In a memo to [White House counsel Fred] Fielding, Roberts added parenthetically, "Once you let the word out there's a blacklist, everybody wants to get on."
Anyone who has ever encountered an insufferably earnest but self-important ideologue will get the joke.
What's not funny, though, is that during the time at which Roberts rendered this ha-ha, the Reagan administration WAS doing some very underhanded things, like infiltrating anti-contra groups, and taking in-kind contributions from big PR firms in the guise of "public diplomacy" in support of those very same thugs (the contras, that is).
Click here to read Blood
And what about the queer folk?
In his brief tenure on the D.C. Circuit federal Court of Appeals, Judge Roberts has yet to have the opportunity to render a decision on anything bearing on gay rights. With his confirmation, he will likely have a nearly immediate opportunity to do so, with the case, Forum for Academic and Institutional Rights (FAIR) v. Rumsfeld.
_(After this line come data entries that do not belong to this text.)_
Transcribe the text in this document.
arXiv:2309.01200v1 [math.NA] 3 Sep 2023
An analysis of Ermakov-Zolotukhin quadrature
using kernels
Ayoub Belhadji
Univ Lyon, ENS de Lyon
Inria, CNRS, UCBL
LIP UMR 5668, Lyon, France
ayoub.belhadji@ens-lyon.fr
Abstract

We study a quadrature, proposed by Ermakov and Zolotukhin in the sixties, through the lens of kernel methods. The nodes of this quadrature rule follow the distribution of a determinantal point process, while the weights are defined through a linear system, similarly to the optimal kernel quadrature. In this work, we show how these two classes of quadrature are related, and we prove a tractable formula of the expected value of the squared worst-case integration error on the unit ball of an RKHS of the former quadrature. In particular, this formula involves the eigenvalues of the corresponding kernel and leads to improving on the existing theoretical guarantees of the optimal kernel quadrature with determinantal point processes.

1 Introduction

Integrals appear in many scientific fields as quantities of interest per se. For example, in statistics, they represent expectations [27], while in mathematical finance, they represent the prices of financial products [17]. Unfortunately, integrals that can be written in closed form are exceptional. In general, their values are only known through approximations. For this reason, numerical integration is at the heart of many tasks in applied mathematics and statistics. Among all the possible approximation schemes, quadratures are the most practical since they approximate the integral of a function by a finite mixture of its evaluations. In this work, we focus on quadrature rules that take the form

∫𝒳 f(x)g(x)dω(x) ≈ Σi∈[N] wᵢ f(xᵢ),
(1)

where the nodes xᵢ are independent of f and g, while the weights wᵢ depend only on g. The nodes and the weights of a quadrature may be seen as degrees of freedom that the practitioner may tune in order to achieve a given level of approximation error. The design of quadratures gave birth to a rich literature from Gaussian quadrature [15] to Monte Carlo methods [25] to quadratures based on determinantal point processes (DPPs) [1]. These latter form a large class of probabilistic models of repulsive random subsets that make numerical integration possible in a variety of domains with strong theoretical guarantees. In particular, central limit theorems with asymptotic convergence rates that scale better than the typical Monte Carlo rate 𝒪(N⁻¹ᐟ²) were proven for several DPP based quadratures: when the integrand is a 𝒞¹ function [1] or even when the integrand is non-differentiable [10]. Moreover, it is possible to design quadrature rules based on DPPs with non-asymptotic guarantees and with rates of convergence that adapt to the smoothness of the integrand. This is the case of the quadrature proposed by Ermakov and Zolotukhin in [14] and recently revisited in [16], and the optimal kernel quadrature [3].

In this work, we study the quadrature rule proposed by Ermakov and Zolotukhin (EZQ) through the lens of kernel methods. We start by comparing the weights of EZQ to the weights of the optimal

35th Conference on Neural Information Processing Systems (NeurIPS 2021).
As described in admirable detail by Jeffrey Toobin in this week's New Yorker, it's a case your blogstress finds troubling all around. A coalition of academic institutions is fighting a law known as the Solomon Amendment that prohibits the disbursement of federal funds to any educational institution that denies, in any way, military recruiters the right to pitch graduating students through the usual campus job-placement programs and job fairs. The institutions in question had barred recruitment by any employers that discriminate against gay people (a most excellent policy), a category into which the military notoriously falls.
What troubles your cybertrix is the coalition's First-Amendment basis for its argument. It seems to her that the academic institutions are not being denied their right to speech; they're simply paying a price for their stance. Your Webwench fears that if the good guys (the academics) were to win, the teeth could be yanked out of Title IX, the law that forbids federal funding to any educational institution that fails to provide equal facilities for men and women students.
Here's Toobin:
Most observers regard the legal arguments of both sides in fair as at least plausible, but most of the current Justices would probably want to defer to the needs of the military. Roberts’s history suggests that he would do the same; the concept of judicial restraint means a reluctance to invalidate the actions of the other branches of government.
The "other branch of government" referred to here is Congress; it passed the Solomon Amendment by a wide margin.
While your blogstress does not wish to see a gay rights victory come at the expense of female college students, neither does she find solace in the specter of a justice who bows to the executive and legislative branches, both of which have lately seized powers never intended for them.